0

Savaşlar ve terör, toplumu kanlı bir arenaya dönüştürür. Tarihte yaşanan büyük savaşlara ve şiddet olaylarına bakınız. Bunun trajik örnekleri fazlasıyla mevcuttur. Şiddet olayları veya linç girişimleri…

Kurban Bayramı sürecinde Türkiye'nin yaşamış olduğu olay, toplumun kanlı bir arenaya dönüşebileceğinin göstergesidir. Bu kanlı arena, bana Avusturalyalı ozan Ingeborg Bachmann'ın Malina'sını hatırlattı. Malina, mutlak aşkın ve birey olma savaşımının romanı… Bachmann'a göre faşizm, atılan bomba veya günlük gazetelerde yazılan şiddet içerikli yazılarla başlamaz. Faşizm, temelde, iki insan arasındaki ilişkide başlar. 5 Mayıs 1971 tarihinde yapmış olduğu bir konuşmada Bachmann, Malina'yı anlatırken şöyle yargılarda bulunur: "Kitabı yazdığım sıralarda, bugün yayımlananların pek azını okumuştum, ama içimde bir şeye karşı yazmış olduğum duygusu vardı. Varlığını hep koruyan bir teröre karşı… Çünkü insanın gerçek ölümü, hastalıklardan değildir, insanın insana yaptıklarındandır."

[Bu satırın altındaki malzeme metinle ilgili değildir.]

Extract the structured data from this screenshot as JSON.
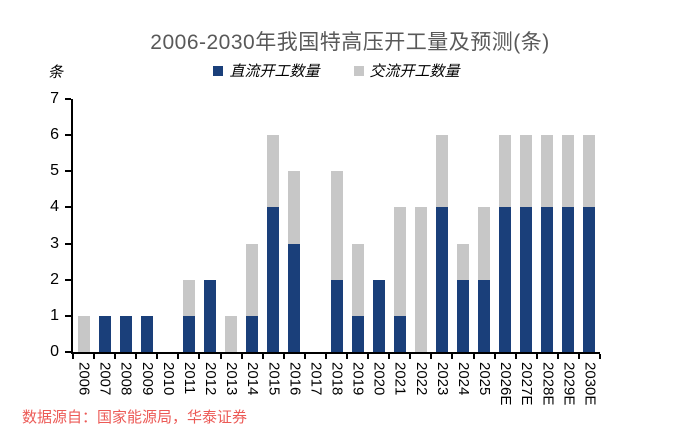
{
  "chart_data": {
    "type": "bar",
    "stacked": true,
    "title": "2006-2030年我国特高压开工量及预测(条)",
    "unit_label": "条",
    "categories": [
      "2006",
      "2007",
      "2008",
      "2009",
      "2010",
      "2011",
      "2012",
      "2013",
      "2014",
      "2015",
      "2016",
      "2017",
      "2018",
      "2019",
      "2020",
      "2021",
      "2022",
      "2023",
      "2024",
      "2025",
      "2026E",
      "2027E",
      "2028E",
      "2029E",
      "2030E"
    ],
    "series": [
      {
        "name": "直流开工数量",
        "color": "#1A3F7A",
        "values": [
          0,
          1,
          1,
          1,
          0,
          1,
          2,
          0,
          1,
          4,
          3,
          0,
          2,
          1,
          2,
          1,
          0,
          4,
          2,
          2,
          4,
          4,
          4,
          4,
          4
        ]
      },
      {
        "name": "交流开工数量",
        "color": "#C7C7C7",
        "values": [
          1,
          0,
          0,
          0,
          0,
          1,
          0,
          1,
          2,
          2,
          2,
          0,
          3,
          2,
          0,
          3,
          4,
          2,
          1,
          2,
          2,
          2,
          2,
          2,
          2
        ]
      }
    ],
    "ylim": [
      0,
      7
    ],
    "yticks": [
      0,
      1,
      2,
      3,
      4,
      5,
      6,
      7
    ],
    "legend_position": "top",
    "grid": false
  },
  "colors": {
    "title": "#595959",
    "axis": "#000000",
    "footer": "#EC5A56"
  },
  "footer": {
    "source_text": "数据源自：国家能源局，华泰证券"
  }
}
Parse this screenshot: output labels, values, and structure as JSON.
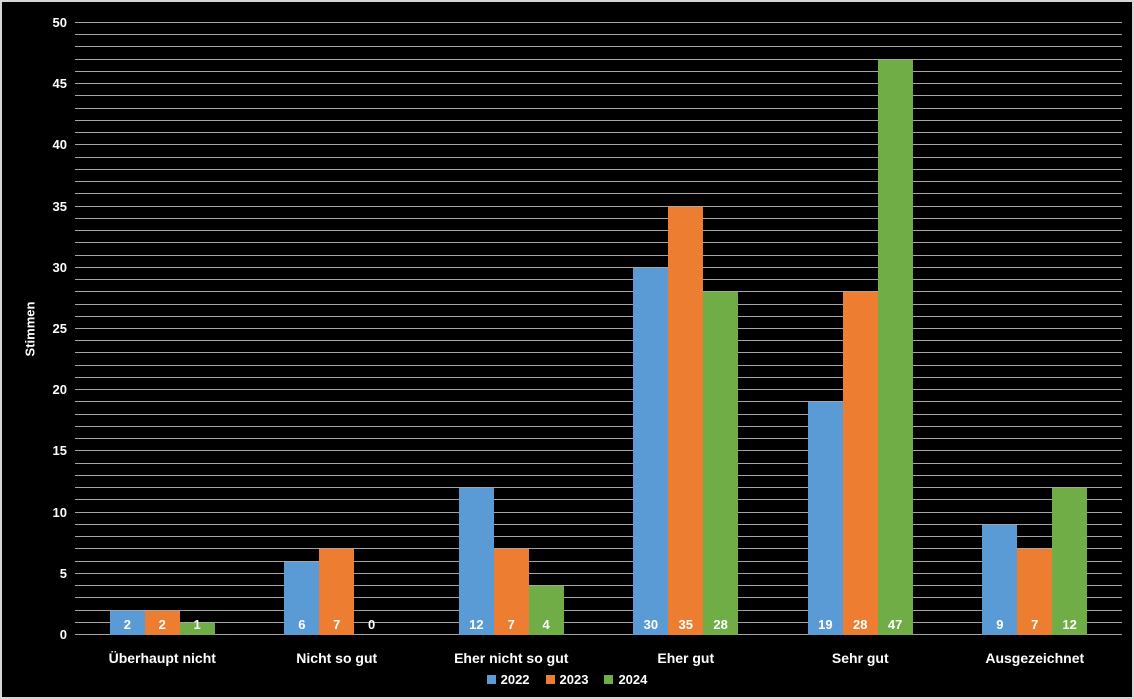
{
  "chart": {
    "background": "#000000",
    "border_color": "#d6d6d6"
  },
  "chart_data": {
    "type": "bar",
    "title": "",
    "xlabel": "",
    "ylabel": "Stimmen",
    "categories": [
      "Überhaupt nicht",
      "Nicht so gut",
      "Eher nicht so gut",
      "Eher gut",
      "Sehr gut",
      "Ausgezeichnet"
    ],
    "series": [
      {
        "name": "2022",
        "color": "#5B9BD5",
        "values": [
          2,
          6,
          12,
          30,
          19,
          9
        ]
      },
      {
        "name": "2023",
        "color": "#ED7D31",
        "values": [
          2,
          7,
          7,
          35,
          28,
          7
        ]
      },
      {
        "name": "2024",
        "color": "#70AD47",
        "values": [
          1,
          0,
          4,
          28,
          47,
          12
        ]
      }
    ],
    "ylim": [
      0,
      50
    ],
    "y_tick_step": 5,
    "y_minor_step": 1,
    "grid": "on",
    "grid_color": "#a6a6a6",
    "text_color": "#ffffff",
    "legend_position": "bottom",
    "data_labels": "inside-base"
  }
}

Vandalizm, Siyaseti Kuşattı…

Türkiye yeniden şiddetin kanlı yüzü ile karşılaştı. Kobani rengine bürünmüş olan şiddet, siyaseti neredeyse ipotek altına aldı. IŞİD adlı karanlık bir örgütün Kobani'yi kuşatması süreci ile beraber, Türkiye'nin de sokakları karışmaya başladı. Mısır'da, Suriye'de ve son olarak Kobani'de yaşanan insanlık dramı, bir anda Türkiye'yi ve Türk siyasetini bataklığın içine çekmeye başladı. Terörün ve şiddet, sokağı ipotek almaya başladı. Bu süreçte hem sokağa çıkma yasaklarına geri dönüldü, hem de birçok genç trajik biçimde hayatını kaybetti. Vandalizm, sokakları kuşattı; çözüm sürecinin başarısızlığı dillendirilmeye başlandı.

Neden, Türkiye ve özellikle bu girdabın içine çekilmeye çalışılıyor? Koboni'de yaşanan insanlık dramının sorumlusu Türkiye midir? Neden fatura Türkiye'ye kesilmeye çalışıyor? Sokakları ateş topuna dönüştürün talimatı verenler, kimin borazanını çalmaktadır?

Selahattin Demirtaş, Hesap Vermeli…

Kürt siyaseti, şiddeti meşrulaştıran bir dille kendini ifade etmeye başladı. Kobani'nin faturasını Türkiye'ye kesmeye çalışmak; şark kurnazlığının yanı sıra, çözüm sürecini dinamitleme iradesinin göstergesidir. Kobani'de yaşanan dramın en temel sorumlusu, Ortadoğu coğrafyasında yaşanan dramlara sessiz kalan, seyreden ve alkışlayan ABD'dir, İngiltere'dir, Fransa'dır. Türkiye, değildir. Türkiye'ye fatura kesmeye ve çözüm sürecini dinamitlemeye çalışmak, Kürt siyasetinin iflasıdır. Barışın ölümüdür. Selahattin Demirtaş'ın açıklamaları, siyaseti değil; şiddeti ve ölümü kutsar ve meşrulaştırır. Tüm bu sokak savaşlarının Selahattin Demirtaş'ın ABD yolculuğuyla beraber başlaması, ayrıca, Demirtaş'ı şiddetin sorumlusu yapmaz mı? Demirtaş, siyasete hesap vermeli ve üzerindeki soru işaretlerini yok etmelidir.